There wasn't much left to keep JC from telling Lin the whole story, so she did, and it all sounded so stupid in a stranger's bathroom hundreds of miles from home.
"You have to call your parents as soon as we're done here." JC nodded yes. To change the subject she asked Lin why she'd called Tandy Marci.
"Because that's her real name."
"That's not what she told me. She told me her name was --
"-- Tandy, right?"
"That's her traveling name." Lin sat back on her haunches and surveyed the white bandage that clung to JC's leg. "Marci is the only part of my family that's left. Our parents were killed."
"In Ireland, right?"
"Ireland?" She seemed puzzled, then smiled. "That's a story that Tandy tells. No, they did not die in a bombing."
"So you know?"
"I know how our parents died. Their death struck Marci hard. Nothing seemed right with her then. She ran away and no one was able to find her. One day we got a letter and she showed up on our doorstep. Lord knows how she ever made it but there she was. I wanted to keep her with me but every time things felt too close, she ran. She'd lost one mother already and she wasn't going to chance it again, even if it was only her sister. You follow?"
"I think so."
"She invented stories to make things easier. There's the pub story. And then there's the one she tells about how her parents kicked her out when they were in Europe and she had to find her way back. There're more stories, but in each one there's a little truth. That little bit is Marci's way of being true to herself, and the made-up part is for the rest of the world.

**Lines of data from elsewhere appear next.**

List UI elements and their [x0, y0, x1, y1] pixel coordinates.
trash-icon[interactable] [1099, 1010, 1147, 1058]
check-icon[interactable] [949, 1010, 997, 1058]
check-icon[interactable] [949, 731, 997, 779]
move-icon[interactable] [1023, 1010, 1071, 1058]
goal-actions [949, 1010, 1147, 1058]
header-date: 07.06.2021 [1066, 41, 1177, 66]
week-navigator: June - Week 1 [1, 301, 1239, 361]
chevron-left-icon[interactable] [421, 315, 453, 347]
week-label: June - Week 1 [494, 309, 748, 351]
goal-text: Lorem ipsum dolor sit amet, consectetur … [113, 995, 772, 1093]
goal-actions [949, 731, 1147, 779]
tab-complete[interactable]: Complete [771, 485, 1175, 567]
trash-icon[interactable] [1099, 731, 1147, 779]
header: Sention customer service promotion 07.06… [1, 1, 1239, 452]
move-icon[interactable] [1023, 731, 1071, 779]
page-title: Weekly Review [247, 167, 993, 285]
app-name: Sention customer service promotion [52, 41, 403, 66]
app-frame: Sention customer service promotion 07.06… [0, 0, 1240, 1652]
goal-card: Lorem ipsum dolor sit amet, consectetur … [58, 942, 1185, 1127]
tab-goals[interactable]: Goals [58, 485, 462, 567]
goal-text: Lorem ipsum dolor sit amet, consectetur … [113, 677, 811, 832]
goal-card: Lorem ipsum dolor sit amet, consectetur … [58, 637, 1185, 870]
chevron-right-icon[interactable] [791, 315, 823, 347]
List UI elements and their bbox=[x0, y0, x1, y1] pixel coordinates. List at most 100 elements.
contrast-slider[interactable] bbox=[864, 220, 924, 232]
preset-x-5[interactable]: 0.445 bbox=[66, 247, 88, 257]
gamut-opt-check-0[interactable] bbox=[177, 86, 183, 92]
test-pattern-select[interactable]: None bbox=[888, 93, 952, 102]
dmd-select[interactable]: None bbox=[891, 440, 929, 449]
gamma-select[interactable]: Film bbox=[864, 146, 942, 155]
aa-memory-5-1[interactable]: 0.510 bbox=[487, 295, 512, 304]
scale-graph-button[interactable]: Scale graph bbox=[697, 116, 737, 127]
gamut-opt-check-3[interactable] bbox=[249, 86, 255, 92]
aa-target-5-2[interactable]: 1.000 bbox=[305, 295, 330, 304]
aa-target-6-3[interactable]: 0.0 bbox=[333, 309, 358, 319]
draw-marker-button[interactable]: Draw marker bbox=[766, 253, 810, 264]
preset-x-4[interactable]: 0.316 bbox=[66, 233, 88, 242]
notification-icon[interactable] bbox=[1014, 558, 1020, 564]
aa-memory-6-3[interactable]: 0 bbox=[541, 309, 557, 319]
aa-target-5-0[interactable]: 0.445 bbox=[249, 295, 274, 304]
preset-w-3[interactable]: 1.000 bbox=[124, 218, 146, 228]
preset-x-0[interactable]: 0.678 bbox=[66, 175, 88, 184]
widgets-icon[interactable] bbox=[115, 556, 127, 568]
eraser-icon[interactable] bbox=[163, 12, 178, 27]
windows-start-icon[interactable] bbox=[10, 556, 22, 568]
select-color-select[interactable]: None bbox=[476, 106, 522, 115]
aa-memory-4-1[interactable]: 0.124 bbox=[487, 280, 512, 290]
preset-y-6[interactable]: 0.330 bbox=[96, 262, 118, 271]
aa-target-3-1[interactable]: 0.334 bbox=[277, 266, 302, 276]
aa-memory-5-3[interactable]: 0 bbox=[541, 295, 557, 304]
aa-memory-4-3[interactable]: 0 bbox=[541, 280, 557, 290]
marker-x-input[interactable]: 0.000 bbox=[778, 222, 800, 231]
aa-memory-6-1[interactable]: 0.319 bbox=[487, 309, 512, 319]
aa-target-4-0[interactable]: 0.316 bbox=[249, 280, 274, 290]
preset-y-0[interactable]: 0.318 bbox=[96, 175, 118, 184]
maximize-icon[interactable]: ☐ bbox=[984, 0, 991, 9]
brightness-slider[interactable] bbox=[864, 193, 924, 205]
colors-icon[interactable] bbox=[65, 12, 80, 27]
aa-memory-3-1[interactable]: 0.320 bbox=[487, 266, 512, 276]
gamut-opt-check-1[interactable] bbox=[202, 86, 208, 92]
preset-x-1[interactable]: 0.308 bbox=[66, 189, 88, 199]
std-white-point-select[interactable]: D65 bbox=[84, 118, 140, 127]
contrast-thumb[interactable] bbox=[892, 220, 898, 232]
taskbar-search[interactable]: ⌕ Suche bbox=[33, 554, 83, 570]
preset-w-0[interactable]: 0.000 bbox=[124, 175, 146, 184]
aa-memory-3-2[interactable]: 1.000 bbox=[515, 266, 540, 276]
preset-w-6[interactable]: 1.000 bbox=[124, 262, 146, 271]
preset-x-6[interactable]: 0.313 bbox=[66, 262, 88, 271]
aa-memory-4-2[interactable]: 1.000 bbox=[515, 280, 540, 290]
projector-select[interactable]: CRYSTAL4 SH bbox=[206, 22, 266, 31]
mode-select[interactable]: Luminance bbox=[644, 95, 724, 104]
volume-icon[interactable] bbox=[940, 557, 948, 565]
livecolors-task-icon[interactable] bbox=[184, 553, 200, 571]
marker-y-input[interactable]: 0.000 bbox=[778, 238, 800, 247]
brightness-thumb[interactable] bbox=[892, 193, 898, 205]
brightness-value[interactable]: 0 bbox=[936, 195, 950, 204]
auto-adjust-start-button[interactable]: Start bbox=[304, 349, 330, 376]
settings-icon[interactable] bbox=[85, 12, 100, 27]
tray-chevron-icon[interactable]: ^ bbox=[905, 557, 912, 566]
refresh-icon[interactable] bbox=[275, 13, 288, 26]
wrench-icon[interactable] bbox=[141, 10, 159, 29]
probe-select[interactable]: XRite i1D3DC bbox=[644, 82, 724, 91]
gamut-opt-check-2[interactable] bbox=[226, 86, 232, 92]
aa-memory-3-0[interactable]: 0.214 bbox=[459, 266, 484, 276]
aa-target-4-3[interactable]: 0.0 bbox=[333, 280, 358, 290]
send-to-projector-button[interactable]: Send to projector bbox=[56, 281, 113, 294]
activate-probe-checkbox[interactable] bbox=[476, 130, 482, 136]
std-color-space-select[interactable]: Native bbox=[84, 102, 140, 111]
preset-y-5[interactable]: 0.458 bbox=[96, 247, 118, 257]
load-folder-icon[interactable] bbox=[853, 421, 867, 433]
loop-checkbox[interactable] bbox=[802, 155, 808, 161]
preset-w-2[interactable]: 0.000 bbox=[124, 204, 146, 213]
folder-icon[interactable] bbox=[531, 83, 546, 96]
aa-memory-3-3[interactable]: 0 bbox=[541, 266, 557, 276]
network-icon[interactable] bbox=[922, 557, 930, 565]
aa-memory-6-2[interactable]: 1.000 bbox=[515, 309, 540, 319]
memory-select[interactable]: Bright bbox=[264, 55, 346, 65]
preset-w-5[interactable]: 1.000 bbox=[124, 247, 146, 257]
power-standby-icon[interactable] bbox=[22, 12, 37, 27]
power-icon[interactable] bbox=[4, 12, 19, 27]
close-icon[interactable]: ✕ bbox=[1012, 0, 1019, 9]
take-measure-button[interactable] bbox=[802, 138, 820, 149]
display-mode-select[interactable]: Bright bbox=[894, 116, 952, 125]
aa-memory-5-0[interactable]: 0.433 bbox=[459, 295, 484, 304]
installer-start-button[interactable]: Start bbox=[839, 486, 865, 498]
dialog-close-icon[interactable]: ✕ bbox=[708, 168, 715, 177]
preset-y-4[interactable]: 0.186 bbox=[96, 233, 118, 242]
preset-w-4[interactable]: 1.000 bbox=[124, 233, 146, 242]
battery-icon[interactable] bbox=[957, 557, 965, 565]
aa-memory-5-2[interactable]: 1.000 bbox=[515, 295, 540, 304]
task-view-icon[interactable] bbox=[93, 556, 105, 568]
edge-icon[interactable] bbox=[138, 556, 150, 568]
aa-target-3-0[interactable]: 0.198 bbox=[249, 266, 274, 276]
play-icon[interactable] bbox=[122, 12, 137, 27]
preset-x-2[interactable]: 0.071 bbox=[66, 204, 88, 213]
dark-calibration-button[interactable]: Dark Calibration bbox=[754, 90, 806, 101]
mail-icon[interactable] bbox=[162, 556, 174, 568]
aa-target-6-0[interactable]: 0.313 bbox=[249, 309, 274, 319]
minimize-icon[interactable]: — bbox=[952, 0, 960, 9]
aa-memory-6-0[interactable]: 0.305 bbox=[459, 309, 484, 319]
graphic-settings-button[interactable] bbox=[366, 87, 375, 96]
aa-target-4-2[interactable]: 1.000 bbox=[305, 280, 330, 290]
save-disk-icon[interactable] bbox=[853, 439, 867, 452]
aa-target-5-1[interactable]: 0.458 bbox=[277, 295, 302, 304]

Like blowing smoke in a person's eyes -they can't see you and you can get away unhurt."
JC sat there, full of food, full of thought. "Why did you let her go? She could've gotten killed. Or worse."
"It was Marci's choice. We didn't give it to her, she just took it. Every time we'd put her someplace, up she'd fly."
"Murray, my husband. She just slipped away. She takes care of herself, obviously. And in some ways she's older than I am. I hope she'll stay someday. Until then...." She stood up. "It's time to call your parents."
The phone call didn't go as badly as JC thought it would. Yes, her mother was angry and upset and worried, but Lin talked to her and assured her that JC was in good hands and that within the next day or two Lin would personally see that JC got on a bus for home with plenty of money in her pocket. She got yelled at a couple more times, just to make sure she knew how her mother felt, and then Her mother told her she loved her.
Lin helped JC to the bedroom, where Marci was already in one of the twin beds. She was reading a book by some man named D.H. Lawrence, but JC couldn't see the title. Lin grabbed the book out of her hands and put it in her bathrobe pocket. "Not for another few years. I'm home today. Day off. I need a nap. So do you. Don't make any ruckus." She pulled the shades and the room turned deliciously dark.
Lin shut the door and JC stared at the ceiling. Marci's breathing was regular, heavy sleep-breathing. "Sleep well, Marci," JC said with a smile. Marci grunted and turned to face the wall. JC, full of food and the comfort of clean sheets, was only a few seconds behind.